"Mama Always Comes Home"
For a filmmaker, an Afghanistan-bound mother's recordings to her children hit close to home.
She excelled in medical school (“She’s the only person I know who can read a medical textbook like a pleasure novel,” Hugh says), and discovered a passion for anesthesia. “I thrive in these intense, crisis-based situations,” she says. “I’d be able to make people feel really comfortable when they were terribly upset and nervous about their surgeries.” She followed up an internship in internal medicine and a residency in anesthesia with a fellowship in pediatric anesthesia at the Children’s National Medical Center in Washington, D.C.

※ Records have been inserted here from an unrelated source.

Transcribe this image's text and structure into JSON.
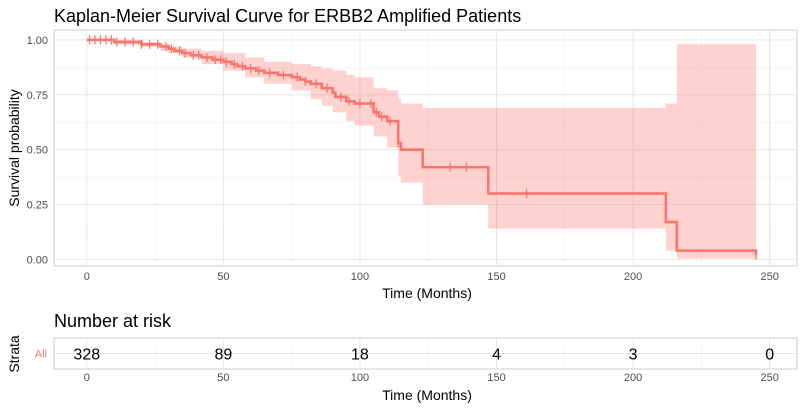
{
  "chart_data": [
    {
      "type": "line",
      "subtype": "kaplan-meier-step",
      "title": "Kaplan-Meier Survival Curve for ERBB2 Amplified Patients",
      "xlabel": "Time (Months)",
      "ylabel": "Survival probability",
      "xlim": [
        -12,
        260
      ],
      "ylim": [
        -0.03,
        1.045
      ],
      "xticks": [
        0,
        50,
        100,
        150,
        200,
        250
      ],
      "yticks": [
        0,
        0.25,
        0.5,
        0.75,
        1
      ],
      "ytick_labels": [
        "0.00",
        "0.25",
        "0.50",
        "0.75",
        "1.00"
      ],
      "grid": true,
      "legend": "none",
      "colors": {
        "curve": "#f8766d",
        "band": "#f8766d"
      },
      "series": [
        {
          "values": [
            [
              0,
              1.0
            ],
            [
              10,
              0.99
            ],
            [
              20,
              0.98
            ],
            [
              27,
              0.97
            ],
            [
              30,
              0.96
            ],
            [
              32,
              0.95
            ],
            [
              35,
              0.94
            ],
            [
              38,
              0.93
            ],
            [
              42,
              0.92
            ],
            [
              46,
              0.91
            ],
            [
              50,
              0.9
            ],
            [
              53,
              0.89
            ],
            [
              55,
              0.88
            ],
            [
              58,
              0.87
            ],
            [
              62,
              0.86
            ],
            [
              65,
              0.85
            ],
            [
              70,
              0.84
            ],
            [
              75,
              0.83
            ],
            [
              78,
              0.82
            ],
            [
              80,
              0.81
            ],
            [
              82,
              0.8
            ],
            [
              86,
              0.78
            ],
            [
              90,
              0.76
            ],
            [
              91,
              0.74
            ],
            [
              95,
              0.72
            ],
            [
              98,
              0.71
            ],
            [
              105,
              0.67
            ],
            [
              107,
              0.65
            ],
            [
              110,
              0.63
            ],
            [
              114,
              0.53
            ],
            [
              115,
              0.5
            ],
            [
              123,
              0.42
            ],
            [
              147,
              0.3
            ],
            [
              212,
              0.17
            ],
            [
              216,
              0.04
            ],
            [
              245,
              0.02
            ]
          ],
          "ci_lower": [
            [
              0,
              1.0
            ],
            [
              10,
              0.98
            ],
            [
              20,
              0.97
            ],
            [
              27,
              0.95
            ],
            [
              30,
              0.94
            ],
            [
              35,
              0.92
            ],
            [
              42,
              0.89
            ],
            [
              50,
              0.86
            ],
            [
              58,
              0.83
            ],
            [
              65,
              0.8
            ],
            [
              75,
              0.77
            ],
            [
              82,
              0.73
            ],
            [
              86,
              0.7
            ],
            [
              90,
              0.67
            ],
            [
              95,
              0.63
            ],
            [
              98,
              0.61
            ],
            [
              105,
              0.56
            ],
            [
              110,
              0.51
            ],
            [
              114,
              0.38
            ],
            [
              115,
              0.35
            ],
            [
              123,
              0.25
            ],
            [
              147,
              0.14
            ],
            [
              212,
              0.04
            ],
            [
              216,
              0.005
            ],
            [
              245,
              0.005
            ]
          ],
          "ci_upper": [
            [
              0,
              1.0
            ],
            [
              10,
              1.0
            ],
            [
              20,
              0.99
            ],
            [
              27,
              0.98
            ],
            [
              30,
              0.97
            ],
            [
              35,
              0.96
            ],
            [
              42,
              0.95
            ],
            [
              50,
              0.94
            ],
            [
              58,
              0.92
            ],
            [
              65,
              0.9
            ],
            [
              75,
              0.89
            ],
            [
              82,
              0.88
            ],
            [
              86,
              0.87
            ],
            [
              90,
              0.86
            ],
            [
              95,
              0.84
            ],
            [
              98,
              0.83
            ],
            [
              105,
              0.78
            ],
            [
              110,
              0.77
            ],
            [
              114,
              0.73
            ],
            [
              115,
              0.71
            ],
            [
              123,
              0.69
            ],
            [
              147,
              0.69
            ],
            [
              212,
              0.71
            ],
            [
              216,
              0.98
            ],
            [
              245,
              0.98
            ]
          ],
          "censored": [
            1,
            3,
            5,
            7,
            9,
            11,
            14,
            17,
            20,
            23,
            26,
            29,
            31,
            34,
            36,
            39,
            41,
            44,
            47,
            49,
            51,
            54,
            57,
            60,
            63,
            67,
            72,
            77,
            80,
            84,
            88,
            93,
            96,
            100,
            104,
            106,
            108,
            111,
            114,
            133,
            139,
            161,
            245
          ]
        }
      ]
    },
    {
      "type": "table",
      "title": "Number at risk",
      "ylabel": "Strata",
      "xlabel": "Time (Months)",
      "xticks": [
        0,
        50,
        100,
        150,
        200,
        250
      ],
      "strata": [
        "All"
      ],
      "times": [
        0,
        50,
        100,
        150,
        200,
        250
      ],
      "counts": [
        328,
        89,
        18,
        4,
        3,
        0
      ]
    }
  ]
}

Her ease with children becomes apparent as we continue to film in the playroom. I suggest we use the girls’ blue and yellow play tent so she can “pop out” for each of her monthly messages. She starts with September. “Hi, guys!” she says as she unzips the tent and climbs out with a big grin. “You know by now that I’ve already left for my big special meeting in Afghanistan.” Kneeling, she pulls out an atlas and points to Afghanistan. “I’m gonna take care of sick kids and also some people who hurt themselves. While I’m gone, I want you to help Daddy around the house.” She demonstrates with a tiny toy broom, dustpan and vacuum that she has bought them. Then it’s: “I’ll see you next time! Bye!”
We go through each month, her enthusiasm never wavering as she dons a blue wig for Halloween, a Santa hat for Christmas, a party hat for New Year’s. It’s as if she has channeled Dora the Explorer, pausing so the girls have time to answer the questions she poses. When she comes to January, she looks around for a few seconds. “Is it snowing where you guys are?” And then, with exaggerated surprise as Tom tosses cotton balls for our snow effect, she exclaims, “It’s snowing where Mommy is!”

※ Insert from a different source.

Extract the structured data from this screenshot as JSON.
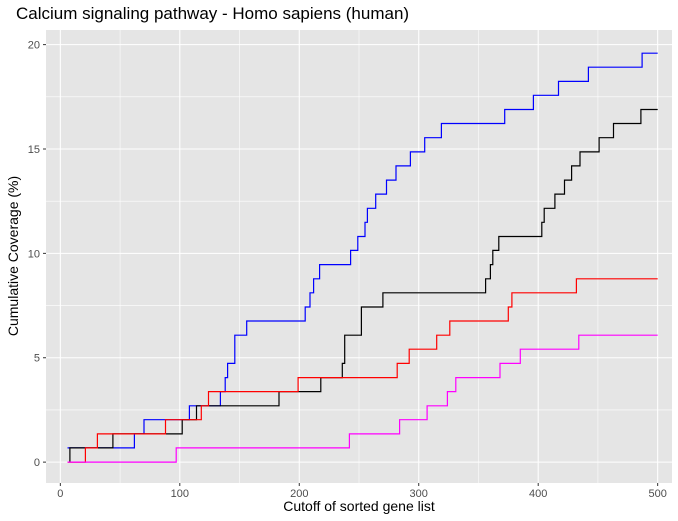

We film a “good morning” message in the kitchen upstairs, and separate “good night” messages in each girl’s bedroom. Then it’s time for the most difficult part of our day. We set out photos of the girls as babies and of Hugh and Rupa as a young married couple as a backdrop for the “just in case” video.
“Just a minute,” Rupa says, covering her face and running up the stairs. A few minutes later she returns, only to excuse herself a second time. I normally bury my emotions and save them for the privacy of my editing room. But when Rupa returns, we’re both teary. I ask her, “Would you not say these same things to your kids right now?” She nods. “Then just say them like they were sitting here.”
She takes a deep breath and starts. “I wanted to have a chance to talk to you, Phoebe and Rory, about where I went and why I went…”
She explains her reasons for going into a war zone. Then she tells the story of how she met their father (“Mommy’s version”), gives them tips on what to do when they’re feeling down and tells them she will always love them. She says they should always do what they want to do, not what they think she would want them to do.
Later she tells me, “If I don’t come back, I have to address that in 10 or 15 years, they might look back and say, ‘Why did my mother do this to us?’ They have to understand that this work is important work. If I really get to do the trauma anesthesia that I think I’ll get to do, it’s like the most [intense] crisis situation. You really get an opportunity to save lives—honest to goodness—like on TV saving lives.”
Hugh is less sanguine. “This is a different kind of warfare,” he says. “It’s not like the Korean War, like we watched M*A*S*H on TV. There are no front lines like that anymore.” He knows Rupa will do her job well, but “as good as she is, there are things beyond her control.”
I ask if she could have gotten out of the deployment. “A lot of people do whine and cry about it, they make waves, they do things to get medically disqualified,” she says. “I just couldn’t respect myself if I acted like that. It’s just not who I am. I committed to this job and I love this job, and I committed to the kids and I love my kids, and I think this is the first time in my life where I have two ‘mildly’ opposing forces.
“Would I do it again if I knew for a fact I wasn’t coming home?” Rupa pauses for a long moment. “I don’t know. I don’t think anyone would go if they knew for a fact they weren’t coming home. I think we all kind of think we’re coming home.”
A few weeks after Rupa’s departure, I’m enjoying dinner with my family and appreciating my boys in all their silliness. I wonder how Hugh and the girls are doing and how the DVD has gone over so far. So I call him one night in early November.
He tells me the deployment has been more stressful on him and Rupa in some ways than on the girls. “It’s been a real challenge for me to get things done,” he says, “and continue to do all the fun things we used to do on the weekends when both of us were here.” The girls have had more play time at home, with Hugh taking on the “girly stuff that Rupa used to handle, like painting toenails and fingernails.” When the girls stub a toe or get hurt, he does what he can—“but it’s clear they prefer to have their mama.”
The girls have been able to talk by phone with Rupa from time to time. But when they haven’t heard from her in a while, he says, they want to put in the DVD. After we say goodbye, I imagine them watching Rupa read Mama Always Comes Home. I pray that she keeps her promise.
Debbie Brodsky is a personal documentarian and freelance writer living in Bethesda.